La frontera llegó con el milenio. El año 2000 dio a la luz el último disco verdadero de la banda mítica, All That You Can't Live Behind. Todo parecía igual, pero ya no lo era, en realidad. Casi puede decirse que la gloria fue marchitándose al mismo tiempo que la voz de Bono. Aquel timbre esplendoroso que hacía suspirar a Brian Eno y Daniel Lanois durante las grabaciones del fuego inolvidable, fue perdiendo su fuste de modo triste e inexorable, del modo contrario a cómo lo han mantenido, por ejemplo, los ya octogenarios Paul McCartney y Mick Jagger. Y mientras la voz se perdía a la vista de los oídos crecían sus implicaciones políticas, que pasaron de las injusticias del Tercer Mundo bautizadas con la música celestial de los orígenes, a la pretenciosidad de un progresismo globalista al que ya ni siquiera acompañaban las melodías.

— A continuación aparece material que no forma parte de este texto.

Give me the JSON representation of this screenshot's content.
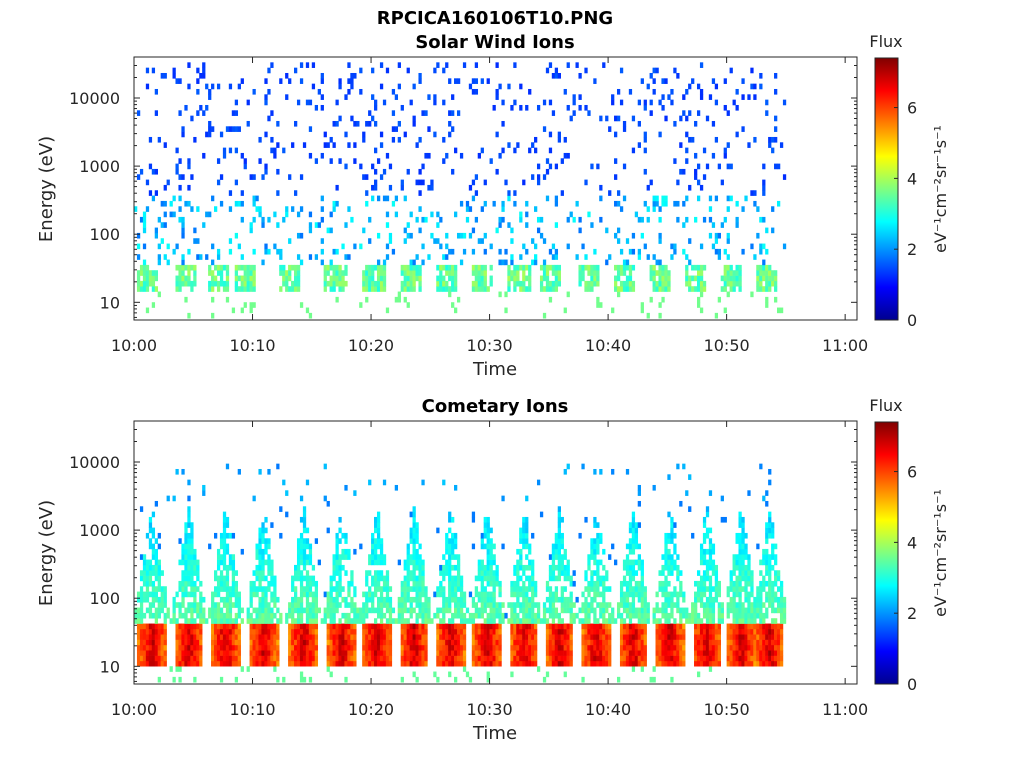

Eso fue el fin. No inmediato, pero continuado e imparable. Las giras multitudinarias y millonarias continuaron gracias a los éxitos pasados e imborrables. How to dismantle an Atomic Bomb fue lo último donde alguna canción pudo salvarse del naufragio de uno de los mayores transatlánticos del rock. Luego ya no hubo nada e incluso más allá. Discos innombrables, incluido el desastre absoluto del último de versiones de sus grandes éxitos, casi humillados en una senectud prematura. Todo fue entonces una ilusión, un holograma avejentado, caduco y triste de lo que fue (y será para siempre) una banda grandiosa que sigue ganando dinero sin fin, como en su residencia en el The Sphere de Las Vegas, donde ni siquiera estuvo Larry Mullen por problemas de salud.

Hubo un tiempo en la cúspide en que tampoco estuvo Adam Clayton por una temporada, deprimido porque Naomi Campbell le había abandonado. Era cuando Bono aún lo tenía todo y no había perdido nada, aquel ídolo único del que entonces nadie podía imaginar que acabaría convertido en una progre caricatura de sí mismo.